Menurut BPS, semakin permisif pendapat masyarakat terhadap perilaku korupsi dapat diduga menggambarkan perilaku anti korupsi individu yang semakin rendah, dan sebaliknya.

Orang Tua dan Guru Berperan Menanamkan Perilaku Antikorupsi

Membaca laporan BPS tentang survey perilaku antikorupsi hendaknya menyadarkan orang tua dan guru untuk lebih masif dalam menanamkan nilai-nilai karakter dan membiasakan perilaku antikorupsi di lingkungan keluarga dan sekolah.
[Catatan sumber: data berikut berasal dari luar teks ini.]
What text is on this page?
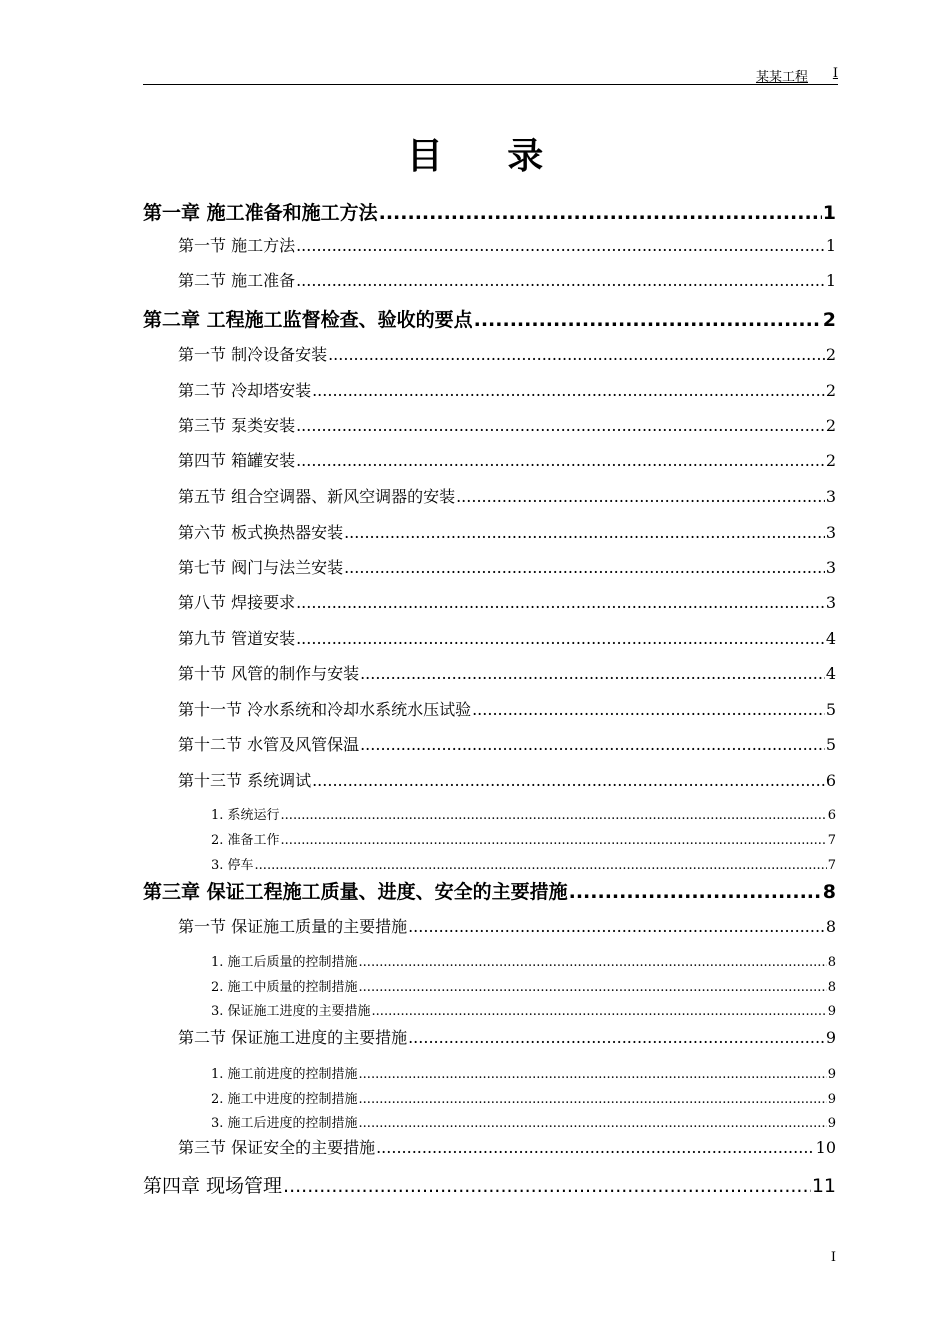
某某工程 I
目 录
第一章 施工准备和施工方法 .....	1
第一节 施工方法 .....	1
第二节 施工准备 .....	1
第二章 工程施工监督检查、验收的要点 .....	2
第一节 制冷设备安装 .....	2
第二节 冷却塔安装 .....	2
第三节 泵类安装 .....	2
第四节 箱罐安装 .....	2
第五节 组合空调器、新风空调器的安装 .....	3
第六节 板式换热器安装 .....	3
第七节 阀门与法兰安装 .....	3
第八节 焊接要求 .....	3
第九节 管道安装 .....	4
第十节 风管的制作与安装 .....	4
第十一节 冷水系统和冷却水系统水压试验 .....	5
第十二节 水管及风管保温 .....	5
第十三节 系统调试 .....	6
1. 系统运行 .....	6
2. 准备工作 .....	7
3. 停车 .....	7
第三章 保证工程施工质量、进度、安全的主要措施 .....	8
第一节 保证施工质量的主要措施 .....	8
1. 施工后质量的控制措施 .....	8
2. 施工中质量的控制措施 .....	8
3. 保证施工进度的主要措施 .....	9
第二节 保证施工进度的主要措施 .....	9
1. 施工前进度的控制措施 .....	9
2. 施工中进度的控制措施 .....	9
3. 施工后进度的控制措施 .....	9
第三节 保证安全的主要措施 .....	10
第四章 现场管理 .....	11
I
Hal-hal sederhana yang dapat dilakukan misalnya membiasakan meminta izin jika memakai perabot atau barang milik anggota keluarga. Menghargai hak milik orang lain (meskipun saudara sendiri) perlu ditanamkan sejak dini. Demikian juga sikap untuk mau melaporkan atau menanyakan jika ada anggota keluarga membawa uang atau barang dari luar rumah. Keberanian untuk menanyakan bahkan menolak permintaan guru terhadap hal-hal di luar kesepakatan atau musyawarah juga perlu dilakukan. Ingat, korupsi  adalah perbuatan salah (dalam bahasa agama adalah dosa). Jika dilakukan terus-menerus akan enjadi “terasa biasa” dan seseorang merasa imun dari  rasaa bersalah atau rasa berdosa. Seperti peribahasa lama alah bisa karena biasa. Perbuatan buruk itu ibarat racun atau bisa yang jika sedikit-sedikit dilakukan, lama-lama membesar sehingga menjadi kebiasaan.

 

#Des10AISEIWritingChallenge

Bacaan:
Katalog 4407002, Indeks Perilaku Anti Korupsi 2019, BADAN PUSAT STATISTIK

Susanto

Pendidik, Ayah 4 Orang Anak, Blogger, Penikmat Musik Keroncong.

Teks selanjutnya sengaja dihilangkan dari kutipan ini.